Wire-wrap question

Thread Starter

autorelease

Joined Jan 26, 2009
39
I'm not sure how many people use wire-wrap anymore, but I experimented with it yesterday and I quite like it. I have one question: How do you connect a wire-wrap post to a discrete component like a resistor? Can you just wrap onto the lead? It doesn't seem like that would be the best idea, since leads are thin and too easily bent by accident.
 

beenthere

Joined Apr 20, 2004
15,819
The "right" way to do it is to solder the resistor to a component mounting pad, which in turn insets into a wire wrap socket. If you want to wrap right onto the leads, solder the connection for reliability.
 

DonQ

Joined May 6, 2009
321
I've been using wire-wrap for a long time, including some fairly major systems. You don't have to convince me! When I see people soldering wires onto perf-boards to make prototype systems, I just laugh! I can go at least 5 times as fast, probably twice as dense, and corrections, although never much fun, aren't like having to unsolder a bunch of stuff. Everybody doesn't use this stuff??? Go figure!

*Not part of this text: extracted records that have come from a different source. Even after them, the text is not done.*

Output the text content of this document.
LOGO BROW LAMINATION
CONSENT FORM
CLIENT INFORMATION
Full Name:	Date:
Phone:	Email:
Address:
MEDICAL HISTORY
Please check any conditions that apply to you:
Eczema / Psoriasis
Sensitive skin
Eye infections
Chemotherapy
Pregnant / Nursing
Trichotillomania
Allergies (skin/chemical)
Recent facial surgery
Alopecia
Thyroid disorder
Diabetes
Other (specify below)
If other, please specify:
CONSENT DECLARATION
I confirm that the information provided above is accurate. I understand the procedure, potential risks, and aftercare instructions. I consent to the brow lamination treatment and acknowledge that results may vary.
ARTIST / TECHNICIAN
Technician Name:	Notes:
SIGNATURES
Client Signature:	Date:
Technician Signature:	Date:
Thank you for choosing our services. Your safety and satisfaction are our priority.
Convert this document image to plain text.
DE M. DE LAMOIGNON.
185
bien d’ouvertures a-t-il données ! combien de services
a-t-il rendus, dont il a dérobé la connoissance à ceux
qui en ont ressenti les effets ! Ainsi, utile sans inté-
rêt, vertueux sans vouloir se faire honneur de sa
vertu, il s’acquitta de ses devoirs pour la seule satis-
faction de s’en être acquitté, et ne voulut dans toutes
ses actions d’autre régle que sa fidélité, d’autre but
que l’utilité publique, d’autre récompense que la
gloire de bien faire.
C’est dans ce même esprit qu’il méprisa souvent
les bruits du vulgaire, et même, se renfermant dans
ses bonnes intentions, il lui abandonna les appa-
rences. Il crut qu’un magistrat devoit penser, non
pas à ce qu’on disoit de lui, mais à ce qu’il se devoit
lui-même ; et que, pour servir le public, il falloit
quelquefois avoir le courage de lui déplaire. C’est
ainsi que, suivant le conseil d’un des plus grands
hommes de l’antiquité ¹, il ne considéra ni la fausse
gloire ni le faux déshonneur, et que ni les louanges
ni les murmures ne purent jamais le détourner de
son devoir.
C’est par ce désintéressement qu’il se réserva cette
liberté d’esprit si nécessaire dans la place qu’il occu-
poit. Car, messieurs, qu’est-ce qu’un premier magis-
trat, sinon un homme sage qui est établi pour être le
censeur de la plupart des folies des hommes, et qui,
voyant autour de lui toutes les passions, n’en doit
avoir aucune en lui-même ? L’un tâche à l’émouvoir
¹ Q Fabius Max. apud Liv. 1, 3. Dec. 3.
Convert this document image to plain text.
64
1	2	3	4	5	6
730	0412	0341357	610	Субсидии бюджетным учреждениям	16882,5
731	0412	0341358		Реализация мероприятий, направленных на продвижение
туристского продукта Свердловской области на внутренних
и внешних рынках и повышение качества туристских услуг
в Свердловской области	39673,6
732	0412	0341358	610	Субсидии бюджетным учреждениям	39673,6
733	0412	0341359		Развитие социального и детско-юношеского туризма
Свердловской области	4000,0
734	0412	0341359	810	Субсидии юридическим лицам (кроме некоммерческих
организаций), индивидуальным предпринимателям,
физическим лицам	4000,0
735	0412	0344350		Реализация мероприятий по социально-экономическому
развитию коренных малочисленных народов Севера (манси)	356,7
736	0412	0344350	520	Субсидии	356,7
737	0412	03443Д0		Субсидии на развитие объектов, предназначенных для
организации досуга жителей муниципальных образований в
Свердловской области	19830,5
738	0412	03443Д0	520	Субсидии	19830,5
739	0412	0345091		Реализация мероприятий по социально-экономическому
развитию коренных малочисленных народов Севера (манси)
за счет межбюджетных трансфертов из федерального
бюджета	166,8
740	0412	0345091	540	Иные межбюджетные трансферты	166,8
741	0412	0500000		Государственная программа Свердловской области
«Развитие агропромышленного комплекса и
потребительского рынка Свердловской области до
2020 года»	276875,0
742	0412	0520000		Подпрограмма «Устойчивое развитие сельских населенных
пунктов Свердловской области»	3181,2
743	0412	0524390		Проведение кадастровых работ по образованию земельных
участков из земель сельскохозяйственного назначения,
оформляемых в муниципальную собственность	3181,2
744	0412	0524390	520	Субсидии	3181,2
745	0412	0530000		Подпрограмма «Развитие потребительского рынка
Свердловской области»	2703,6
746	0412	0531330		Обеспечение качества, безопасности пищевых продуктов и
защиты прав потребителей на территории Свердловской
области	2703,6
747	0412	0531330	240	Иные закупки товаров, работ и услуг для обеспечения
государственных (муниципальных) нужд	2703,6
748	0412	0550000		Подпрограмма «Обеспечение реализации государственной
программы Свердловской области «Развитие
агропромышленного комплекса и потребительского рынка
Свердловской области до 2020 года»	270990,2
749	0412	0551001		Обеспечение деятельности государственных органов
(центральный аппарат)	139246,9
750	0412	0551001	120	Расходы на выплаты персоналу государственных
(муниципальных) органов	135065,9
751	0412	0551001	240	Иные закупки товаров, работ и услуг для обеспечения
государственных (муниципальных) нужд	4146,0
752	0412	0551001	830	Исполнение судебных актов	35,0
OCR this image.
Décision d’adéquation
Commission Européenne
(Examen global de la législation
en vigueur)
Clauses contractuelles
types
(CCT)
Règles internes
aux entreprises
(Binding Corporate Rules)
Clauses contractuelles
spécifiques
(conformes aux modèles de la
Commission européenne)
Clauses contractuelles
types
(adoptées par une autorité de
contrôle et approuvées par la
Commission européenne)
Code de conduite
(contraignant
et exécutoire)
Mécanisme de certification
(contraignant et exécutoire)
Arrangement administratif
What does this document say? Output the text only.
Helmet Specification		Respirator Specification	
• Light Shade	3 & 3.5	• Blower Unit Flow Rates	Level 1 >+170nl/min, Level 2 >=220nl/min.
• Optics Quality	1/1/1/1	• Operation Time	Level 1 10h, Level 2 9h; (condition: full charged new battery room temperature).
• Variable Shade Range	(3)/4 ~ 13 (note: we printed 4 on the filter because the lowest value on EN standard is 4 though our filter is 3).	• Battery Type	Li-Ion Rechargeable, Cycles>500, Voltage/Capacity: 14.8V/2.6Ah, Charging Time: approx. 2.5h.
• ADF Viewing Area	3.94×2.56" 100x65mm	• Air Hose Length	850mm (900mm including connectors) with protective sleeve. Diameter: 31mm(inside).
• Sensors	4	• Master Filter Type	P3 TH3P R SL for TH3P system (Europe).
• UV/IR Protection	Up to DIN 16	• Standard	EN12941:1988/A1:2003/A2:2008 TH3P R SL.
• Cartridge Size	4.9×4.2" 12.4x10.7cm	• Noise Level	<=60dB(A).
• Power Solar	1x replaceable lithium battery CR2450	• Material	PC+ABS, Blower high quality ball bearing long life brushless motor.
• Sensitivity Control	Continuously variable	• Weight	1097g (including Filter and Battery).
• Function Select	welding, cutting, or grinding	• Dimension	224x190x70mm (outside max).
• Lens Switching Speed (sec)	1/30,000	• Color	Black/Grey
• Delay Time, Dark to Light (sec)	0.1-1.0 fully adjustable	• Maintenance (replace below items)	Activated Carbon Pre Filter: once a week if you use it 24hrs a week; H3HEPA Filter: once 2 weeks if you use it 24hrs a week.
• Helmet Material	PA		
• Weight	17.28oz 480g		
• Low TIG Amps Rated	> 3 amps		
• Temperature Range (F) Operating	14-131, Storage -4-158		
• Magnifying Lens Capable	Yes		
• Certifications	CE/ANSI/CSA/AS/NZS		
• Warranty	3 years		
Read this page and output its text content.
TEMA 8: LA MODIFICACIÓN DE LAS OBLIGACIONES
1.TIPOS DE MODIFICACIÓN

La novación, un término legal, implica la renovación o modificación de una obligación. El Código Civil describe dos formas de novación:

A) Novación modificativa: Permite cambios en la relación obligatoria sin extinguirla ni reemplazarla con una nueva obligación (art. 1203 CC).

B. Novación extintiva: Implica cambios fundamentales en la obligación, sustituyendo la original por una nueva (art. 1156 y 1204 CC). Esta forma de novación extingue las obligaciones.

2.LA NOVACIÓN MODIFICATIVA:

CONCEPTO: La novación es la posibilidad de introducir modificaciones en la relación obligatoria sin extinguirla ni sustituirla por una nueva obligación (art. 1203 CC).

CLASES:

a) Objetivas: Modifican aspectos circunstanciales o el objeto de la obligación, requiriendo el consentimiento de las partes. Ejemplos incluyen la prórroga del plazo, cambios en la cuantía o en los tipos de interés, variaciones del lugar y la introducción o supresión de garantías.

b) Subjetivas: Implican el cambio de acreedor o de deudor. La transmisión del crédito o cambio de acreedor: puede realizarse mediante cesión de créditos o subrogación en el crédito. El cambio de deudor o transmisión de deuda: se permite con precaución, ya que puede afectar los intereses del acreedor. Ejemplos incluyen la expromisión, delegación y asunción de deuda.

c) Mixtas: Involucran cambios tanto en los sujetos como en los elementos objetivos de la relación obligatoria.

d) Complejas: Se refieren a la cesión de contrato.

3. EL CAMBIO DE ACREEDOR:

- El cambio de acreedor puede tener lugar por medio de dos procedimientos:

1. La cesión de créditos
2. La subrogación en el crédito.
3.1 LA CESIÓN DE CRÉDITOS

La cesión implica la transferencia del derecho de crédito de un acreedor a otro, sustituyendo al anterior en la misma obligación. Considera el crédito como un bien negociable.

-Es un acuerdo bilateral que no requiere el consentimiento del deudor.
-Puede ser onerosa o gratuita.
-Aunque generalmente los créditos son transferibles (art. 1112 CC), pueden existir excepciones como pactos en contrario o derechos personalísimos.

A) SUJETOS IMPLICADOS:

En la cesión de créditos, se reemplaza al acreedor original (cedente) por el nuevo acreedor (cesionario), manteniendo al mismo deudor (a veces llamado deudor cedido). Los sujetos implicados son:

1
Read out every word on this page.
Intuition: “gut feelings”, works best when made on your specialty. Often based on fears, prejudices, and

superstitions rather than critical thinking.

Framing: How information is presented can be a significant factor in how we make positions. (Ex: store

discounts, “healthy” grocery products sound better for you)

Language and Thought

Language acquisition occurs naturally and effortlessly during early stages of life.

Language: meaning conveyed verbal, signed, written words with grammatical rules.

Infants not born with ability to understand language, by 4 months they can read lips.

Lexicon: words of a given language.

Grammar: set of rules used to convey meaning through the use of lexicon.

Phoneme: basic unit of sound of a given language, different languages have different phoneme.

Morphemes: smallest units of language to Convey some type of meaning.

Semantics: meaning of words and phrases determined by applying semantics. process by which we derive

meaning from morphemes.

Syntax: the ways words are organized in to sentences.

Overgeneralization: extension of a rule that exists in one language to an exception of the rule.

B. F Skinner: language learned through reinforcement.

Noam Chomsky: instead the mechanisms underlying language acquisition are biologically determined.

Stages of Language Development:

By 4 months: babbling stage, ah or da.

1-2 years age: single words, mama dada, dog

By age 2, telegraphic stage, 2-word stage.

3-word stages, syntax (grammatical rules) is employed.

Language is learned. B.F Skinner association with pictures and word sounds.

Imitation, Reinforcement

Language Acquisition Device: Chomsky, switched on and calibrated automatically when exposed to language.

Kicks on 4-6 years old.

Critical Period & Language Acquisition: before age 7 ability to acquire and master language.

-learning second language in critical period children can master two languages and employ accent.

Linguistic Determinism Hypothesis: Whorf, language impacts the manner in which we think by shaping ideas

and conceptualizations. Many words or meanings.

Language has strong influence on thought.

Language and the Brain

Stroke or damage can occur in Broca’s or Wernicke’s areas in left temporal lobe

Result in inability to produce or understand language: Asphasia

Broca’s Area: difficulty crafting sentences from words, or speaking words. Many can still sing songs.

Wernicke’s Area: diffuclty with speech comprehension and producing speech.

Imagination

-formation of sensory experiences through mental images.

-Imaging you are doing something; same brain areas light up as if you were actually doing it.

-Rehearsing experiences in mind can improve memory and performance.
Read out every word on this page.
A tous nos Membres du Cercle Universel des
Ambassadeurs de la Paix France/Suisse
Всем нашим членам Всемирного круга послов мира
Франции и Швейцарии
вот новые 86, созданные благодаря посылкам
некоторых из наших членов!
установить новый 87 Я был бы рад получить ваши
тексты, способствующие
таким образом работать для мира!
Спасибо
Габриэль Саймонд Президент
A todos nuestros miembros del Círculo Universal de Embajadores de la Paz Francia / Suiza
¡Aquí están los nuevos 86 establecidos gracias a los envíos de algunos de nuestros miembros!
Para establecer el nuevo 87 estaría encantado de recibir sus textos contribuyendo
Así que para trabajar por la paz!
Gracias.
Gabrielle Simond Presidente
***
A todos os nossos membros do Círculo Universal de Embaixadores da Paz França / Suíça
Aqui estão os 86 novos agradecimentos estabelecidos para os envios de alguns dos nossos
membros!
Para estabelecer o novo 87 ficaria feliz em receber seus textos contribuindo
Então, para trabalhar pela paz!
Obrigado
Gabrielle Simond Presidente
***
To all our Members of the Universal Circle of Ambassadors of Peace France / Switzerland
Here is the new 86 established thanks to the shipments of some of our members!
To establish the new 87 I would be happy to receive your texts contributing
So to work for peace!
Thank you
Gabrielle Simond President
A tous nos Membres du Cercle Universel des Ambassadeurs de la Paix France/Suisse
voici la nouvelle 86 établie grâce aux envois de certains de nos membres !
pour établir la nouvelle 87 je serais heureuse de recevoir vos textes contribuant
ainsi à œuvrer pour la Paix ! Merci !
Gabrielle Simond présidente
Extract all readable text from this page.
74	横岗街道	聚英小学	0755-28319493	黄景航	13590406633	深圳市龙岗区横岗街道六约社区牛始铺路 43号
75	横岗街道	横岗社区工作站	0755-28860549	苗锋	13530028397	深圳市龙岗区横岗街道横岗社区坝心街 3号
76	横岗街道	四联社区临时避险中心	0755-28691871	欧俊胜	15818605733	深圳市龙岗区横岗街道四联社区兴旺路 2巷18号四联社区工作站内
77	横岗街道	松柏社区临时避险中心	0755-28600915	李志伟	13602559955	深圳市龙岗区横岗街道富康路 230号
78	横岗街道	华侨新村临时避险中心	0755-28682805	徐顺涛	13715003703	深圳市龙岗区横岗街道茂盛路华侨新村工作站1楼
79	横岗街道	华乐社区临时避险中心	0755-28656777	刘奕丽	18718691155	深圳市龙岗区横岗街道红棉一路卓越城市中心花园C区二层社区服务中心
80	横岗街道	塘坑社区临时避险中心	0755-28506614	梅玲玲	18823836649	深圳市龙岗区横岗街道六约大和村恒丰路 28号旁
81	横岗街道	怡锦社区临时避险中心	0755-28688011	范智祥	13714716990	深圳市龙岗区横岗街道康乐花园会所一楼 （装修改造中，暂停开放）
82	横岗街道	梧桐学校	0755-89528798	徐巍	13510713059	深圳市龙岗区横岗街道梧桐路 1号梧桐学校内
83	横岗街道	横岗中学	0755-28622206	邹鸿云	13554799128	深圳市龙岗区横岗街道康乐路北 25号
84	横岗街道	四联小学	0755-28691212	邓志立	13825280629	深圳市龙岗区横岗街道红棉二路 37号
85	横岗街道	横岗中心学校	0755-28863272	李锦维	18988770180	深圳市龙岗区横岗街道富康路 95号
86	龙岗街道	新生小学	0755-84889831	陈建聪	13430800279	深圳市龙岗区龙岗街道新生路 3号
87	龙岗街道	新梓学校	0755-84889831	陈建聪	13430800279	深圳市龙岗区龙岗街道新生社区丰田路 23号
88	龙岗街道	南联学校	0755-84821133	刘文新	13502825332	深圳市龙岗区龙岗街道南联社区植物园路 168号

For the little 1/8 and 1/4 watt resistors, I just use machined pin wire-wrap sockets, like the ones for IC chips. Make sure you use "machined pin" or the connection won't be good. You can pull the pins out of the bottom of a socket, or just use them still in the socket. 0.3" is about the spacing you need when you bend the leads on a 1/8W resistor. 1/4 watt takes a little inward wiggle on the leads. You can also just bend one lead back parallel to the resistor body and them place the leads in adjacent 0.1" spacing on one side of the socket, or cut the socket in half to use it. You can also buy machine pins in single rows in groups of 50. You can really get lots of components in a small area this way. I keep a lot of them around since I use so many of them. You can just snap them off to the number you need to use. Little capacitors and signal diodes can fit in these also

The other way is to get little clips, called T49, from someplace like Digi-key. These are good for large resistors, like 1/2 watt or greater, or big capacitors or power diodes.

Just wrapping around the round leads of a component doesn't use the strength of the wire-wrap method. It depends on the wire compressing as it goes around the corners of the square peg. If you wrap around a round wire, you have to solder it also. But then, unwrapping to make a circuit correction is a real pain! It start to be as bad as the regular solder method.